Monday, 20 June 2011


"A day like today is not a day for soundbites, we can leave those at home," Tony Blair 1998

Sorry Tony, but every day is a day for soundbites. Every day! The importance of the soundbite can't be underrated even if talking about them just seems a bit 1997, a bit Labour Landslide. It's a shame really because as soon as the word soundbite is mentioned people turn off or stop reading jolly helpful blogs...

Still here? Good.

Think of the soundbite this way; during the day we are exposed to far more headlines than the articles that we read, there's the web, printed news papers, scrolling bars on the news channels all of them are tiny bits of news poetry distilling the most meaning from the least number of words. If the headline is right then the eye is drawn into what the story is. It is, however, really very difficult to find the best soundbite for a press release that's being blanket sent to all of the print journos in the world. So what do you do? Do you jiggle with it for every publication and present them with a nice niche line? No. No you don't. You know full well that your average PR person has hundreds of other things that they have to do during the day, so why don't you take advantage of the cross pollination that news organisations perpetuate? Everybody steals off each other. If a press release is versioned for one mass market outlet, The Daily Mail for example, then you have a short hand for what the other outlets can version for themselves. Hit 'em with something that they can copy and paste into their house styles. If you want to know more have a look at this splendid site all about the world of Churnalism.

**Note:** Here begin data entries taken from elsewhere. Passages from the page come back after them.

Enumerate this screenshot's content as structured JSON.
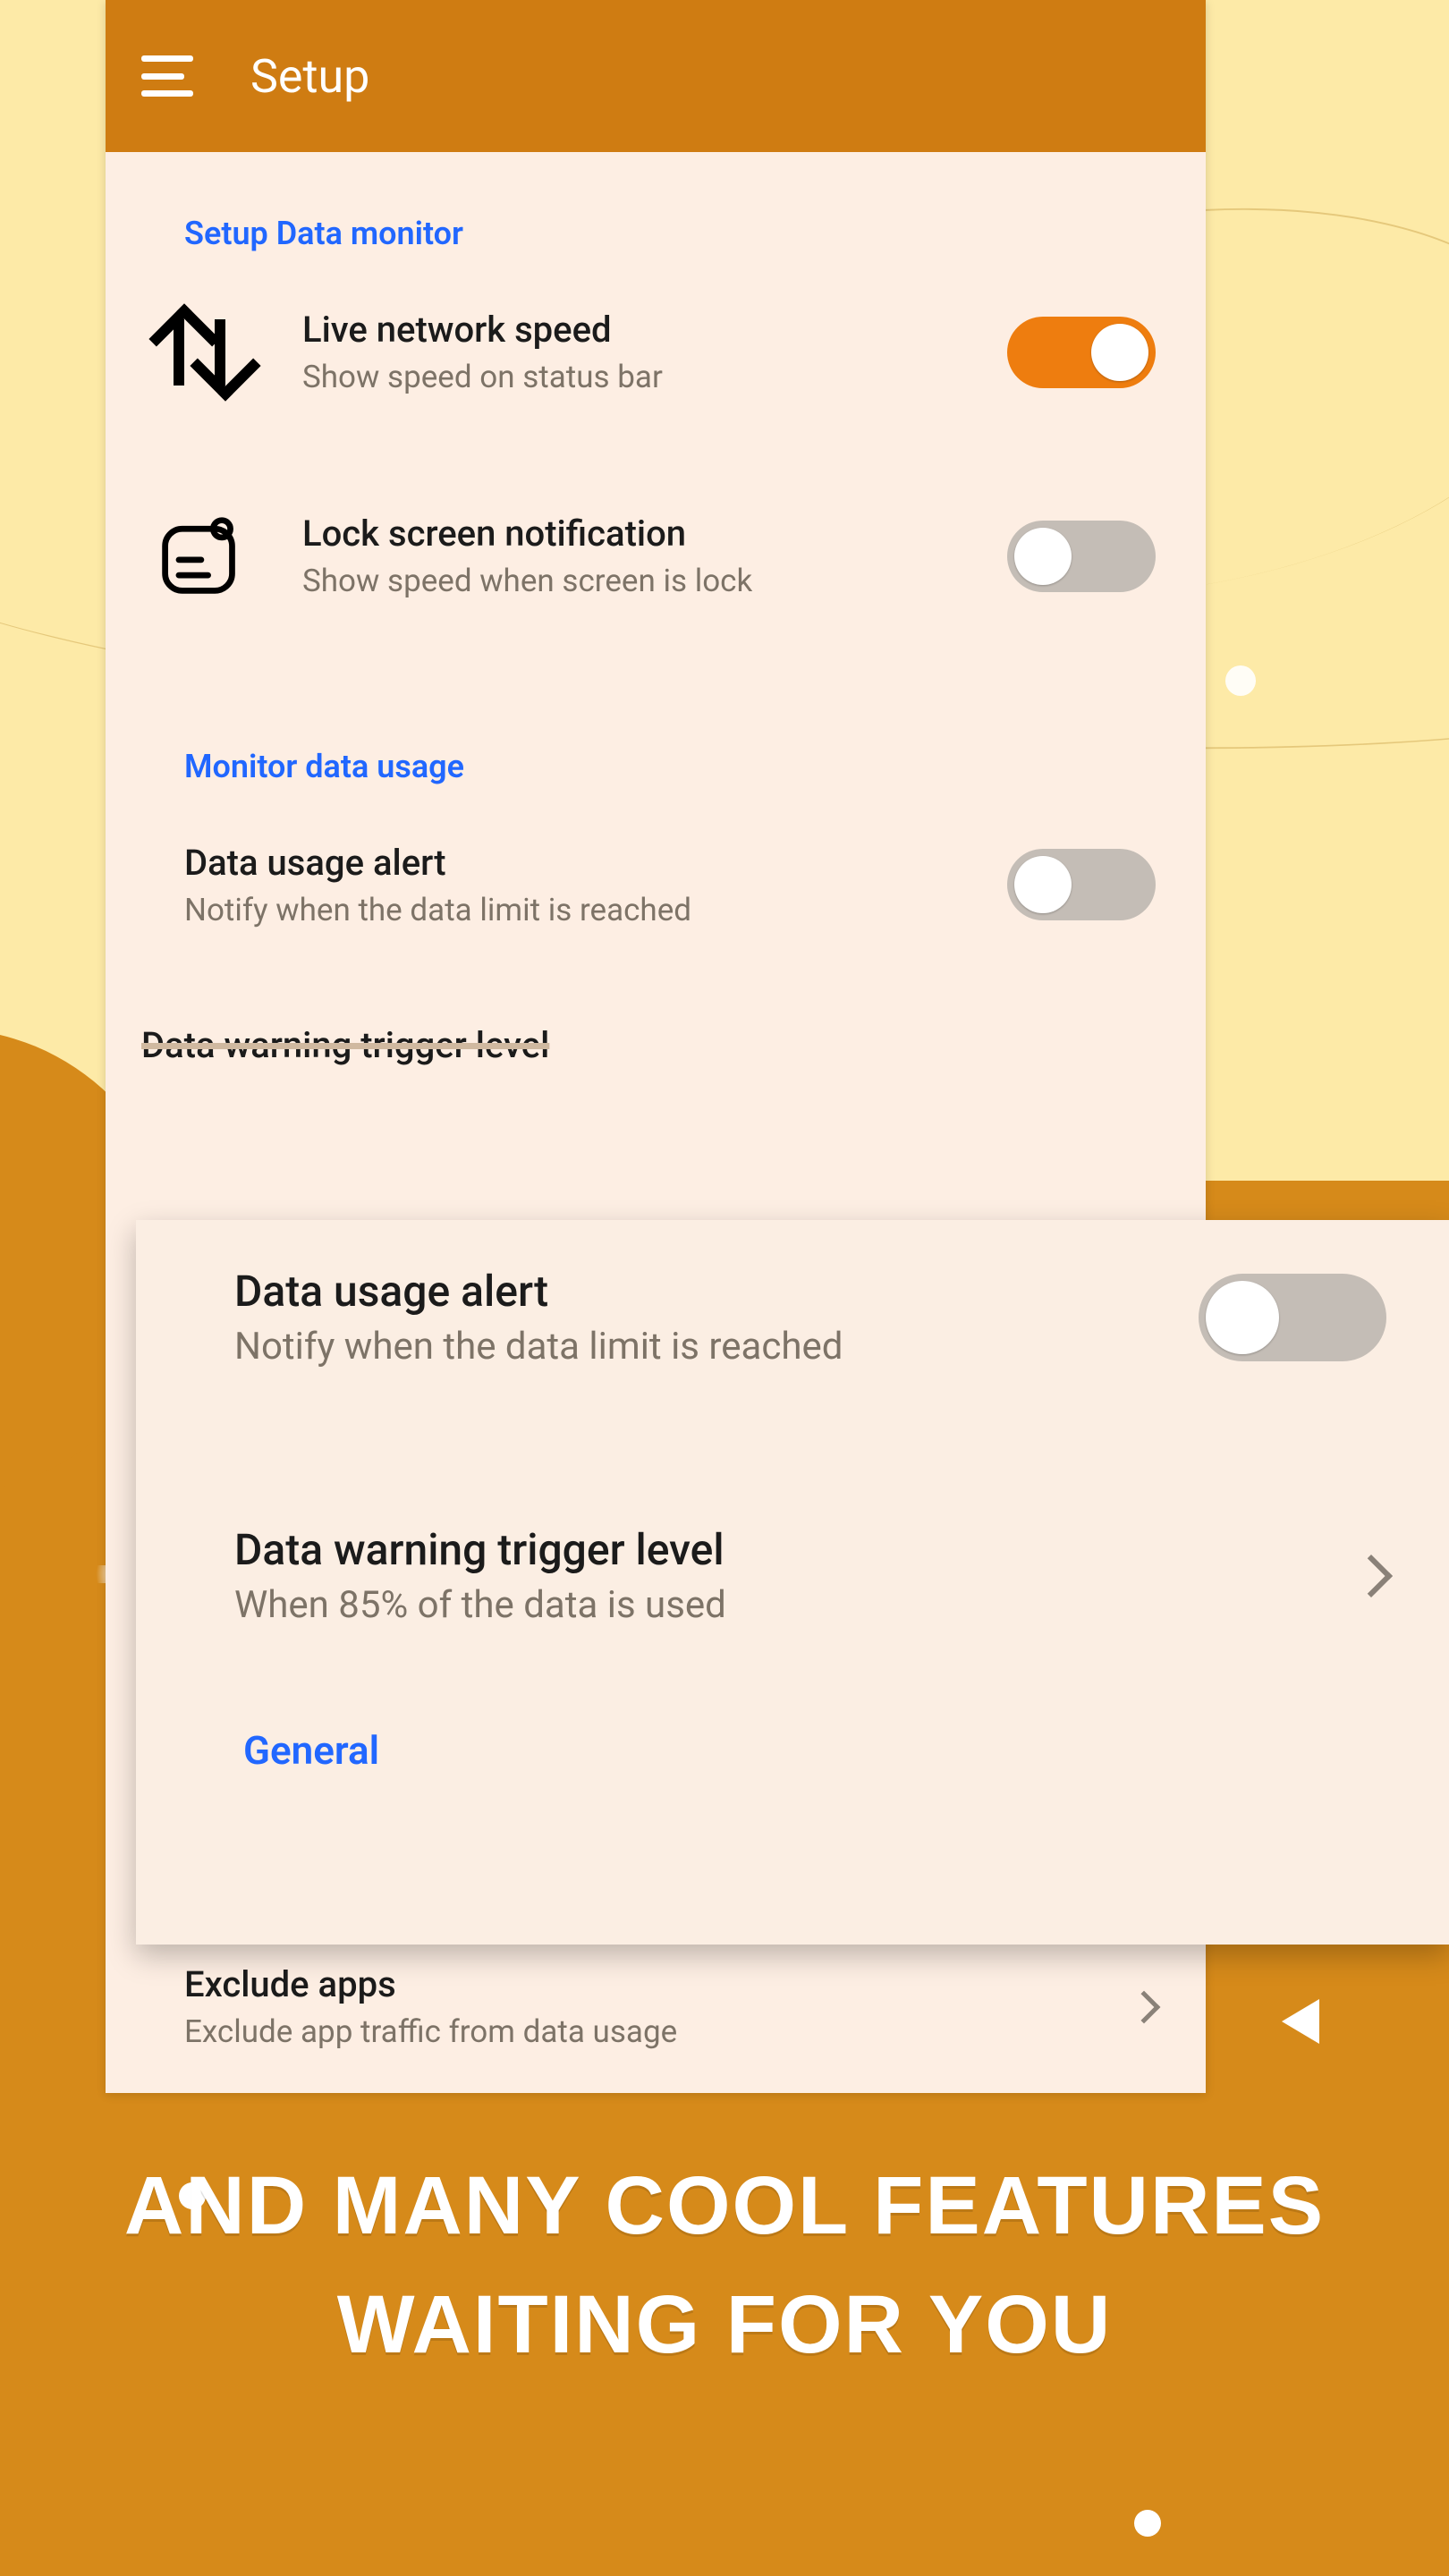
{
  "appbar": {
    "title": "Setup"
  },
  "sections": {
    "setup_data_monitor": "Setup Data monitor",
    "monitor_data_usage": "Monitor data usage",
    "general": "General"
  },
  "rows": {
    "live_speed": {
      "title": "Live network speed",
      "sub": "Show speed on status bar",
      "on": true
    },
    "lock_screen": {
      "title": "Lock screen notification",
      "sub": "Show speed when screen is lock",
      "on": false
    },
    "data_alert": {
      "title": "Data usage alert",
      "sub": "Notify when the data limit is reached",
      "on": false
    },
    "cut_row": {
      "title": "Data warning trigger level"
    },
    "exclude_apps": {
      "title": "Exclude apps",
      "sub": "Exclude app traffic from data usage"
    }
  },
  "front": {
    "data_alert": {
      "title": "Data usage alert",
      "sub": "Notify when the data limit is reached",
      "on": false
    },
    "trigger": {
      "title": "Data warning trigger level",
      "sub": "When 85% of the data is used"
    }
  },
  "promo": "And many cool features waiting for you"
}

They are decrying the lack of what they see as "proper journalism". From your commercial point of view take advantage of the situation and get the publicity.

So what about the broadcast media? There your aim should be the "news clip".

If you are interviewed on a local radio Breakfast Show then you'd be lucky to get a few thousand listeners. The radio station may say that they have 100,000 listeners but that's across the week for the whole station. A good breakfast show could only peak at 6000 listeners at any given time. If you're not on at the peak you may get 2000 if you're unlucky. So what can you do about it? You give good quote, you get out the big guns and have a lovely soundbite that can be run across the news bulletins for the whole day. If there are 20,000 listeners for the day then you may get all of them. Now that's worth your while aiming for the news clip isn't it?

What makes a good news clip? If it's a slow day virtually anything, from "local business man says cheese is lovely" to "local business man says cheese is horrible" but you need to aim a bit higher than that. You can't always hope for the slow news day. You want a new figure, to go against the perceived wisdom, to challenge a truth, to have some very good news, or some very bad news, and you need to do all of that in about 15 seconds, with the ability to write some bits round it. Simple eh? That's why Tony Blair had a team of writers all looking for what the soundbite was going to be.

Just being aware of some of the ways organisations get their headlines and how important a soundbite can be could be the little bit of extra focus that you need.